Give the Blue Jays whatever they want to get Roy Halladay.
Make the Rockies an offer they can’t refuse for Brad Hawpe and Troy Tulowitzki.
Show the Tribe the prospects to land Victor Martinez.
Shake up the farm system. The stars of tomorrow might never become stars of today, but it’s no mystery what major league All-Stars can do.
Reconfigure the roster. It’s hard to say goodbye to past heroes, but Major League Baseball is a what-have-you-done-for-me lately business. Separate sentimentality from what’s best for the team.
Nobody is untouchable.
That’s what it’s going to take to the win the World Series this season, because the way the Red Sox are currently constructed doesn’t guarantee a playoff berth — or a deep postseason run if they happen to get that far.
These are the facts:
The Red Sox are 4-7 in the second half and aren’t exactly inspiring confidence or a sense of dominance.
They’re playing .500 ball (11-11) in July.
They already have come from ahead to lose two games to last-place teams this year — first to the Orioles on June 30 and Tuesday night to the A’s. Championship clubs don’t let that happen once.
They are 1-5 against the Rangers, the club breathing down their neck in the AL wild-card race, and were swept in Texas last week.
The Red Sox’ leading home run hitter, Jason Bay, hasn’t gone deep since July 7 and is batting .236 since May 1.
They are hitting .263 as a team on the season and just .241 this month.
The starting staff ranks seventh in the AL in ERA (4.44), and five of the eight Red Sox pitchers who’ve started a game this year have ERAs over four.
The defense has the fewest assists (897) in the AL and the second-fewest in the majors, behind only the Giants.
The Red Sox have allowed more stolen bases (99) than any team in AL or NL, and their caught-stealing percentage (15) is the lowest in baseball.
Off-the-field issues with someone not named Manny are creeping into the picture as well, with Daisuke Matsuzaka airing his grievances in public.
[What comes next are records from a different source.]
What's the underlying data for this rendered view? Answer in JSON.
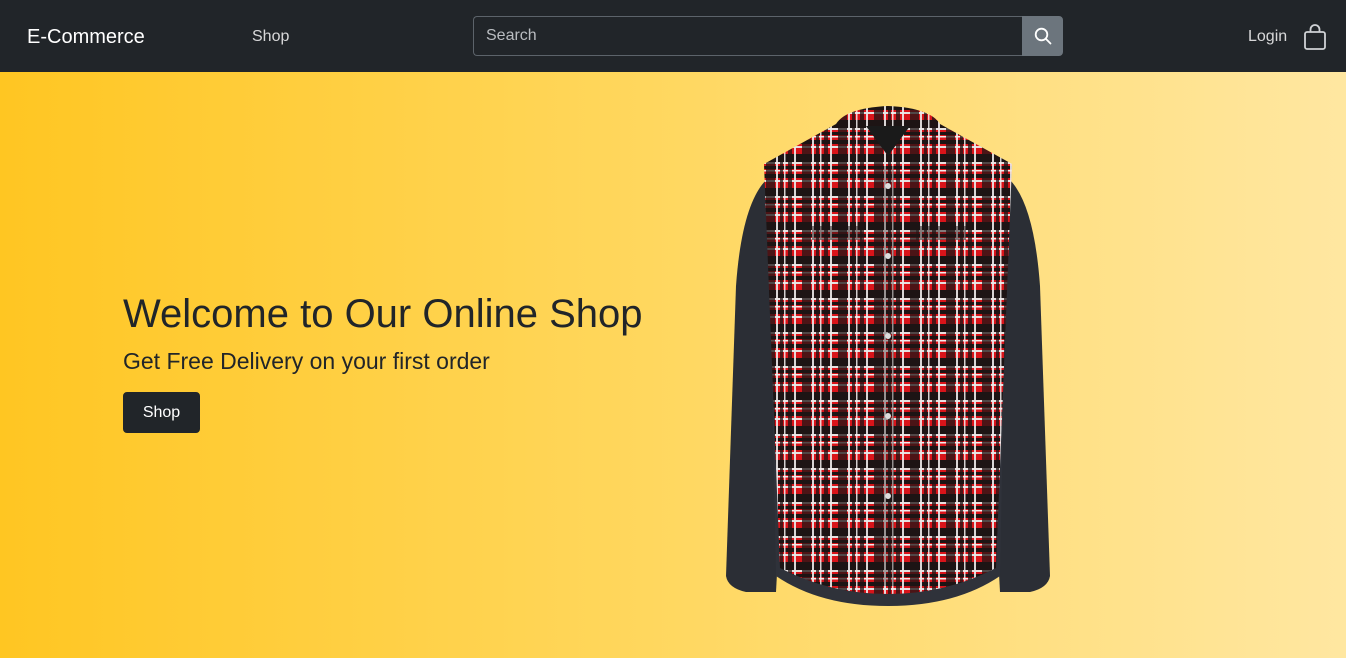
{
  "navbar": {
    "brand": "E-Commerce",
    "shop_link": "Shop",
    "search_placeholder": "Search",
    "login_link": "Login",
    "icons": {
      "search": "search-icon",
      "cart": "shopping-bag-icon"
    },
    "colors": {
      "background": "#212529",
      "search_button": "#6c757d"
    }
  },
  "hero": {
    "title": "Welcome to Our Online Shop",
    "subtitle": "Get Free Delivery on your first order",
    "cta_label": "Shop",
    "image": "plaid-shirt",
    "colors": {
      "gradient_start": "#ffc622",
      "gradient_end": "#ffe7a1",
      "text": "#212529"
    }
  }
}
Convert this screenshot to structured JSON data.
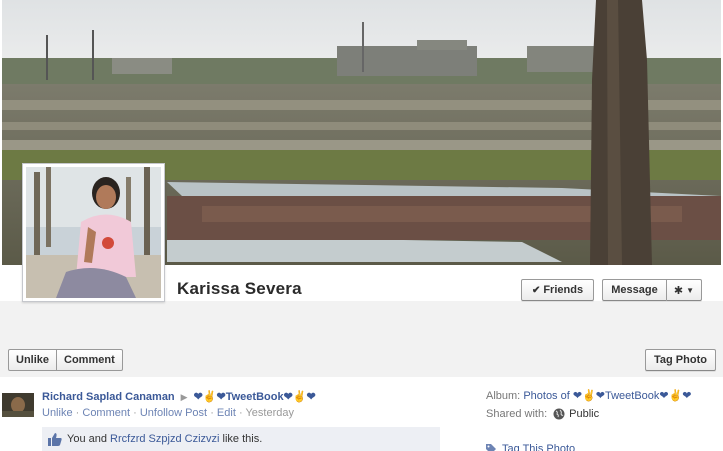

Add everything up, and it’s not the portrait of a world beater.
Nothing has been easy for the Red Sox this season. And the rest of the campaign is only going to get more difficult, as the dog days approach and the vice grip of the pennant race tightens.
The Red Sox are trending in the wrong direction, and the slide appears to be more than a mere slump. Before it becomes an identity — and a crisis — the team needs the kind of big morale boost that only a major shakeup can provide.
Theo Epstein and the Red Sox have some tough decisions to make between now and 4 p.m. ET on Friday. But they’ve turned the tide at the deadline before. There’s no reason they can’t do it again. They have all the trade chips in place to strike it rich. It’s just a matter of having the guts to roll the dice.
Making moves at the trade deadline is a lot like picking stocks these days. There’s enormous pressure to make sound investments in an unpredictable and shifting market. Success is based on projection. And risk is part of the game.
The objective is to come out looking like Valentine and Winthorpe in Trading Places, not the Duke brothers.
But unlike the instant gratification of the movies, no one will know how this Red Sox story ends until October.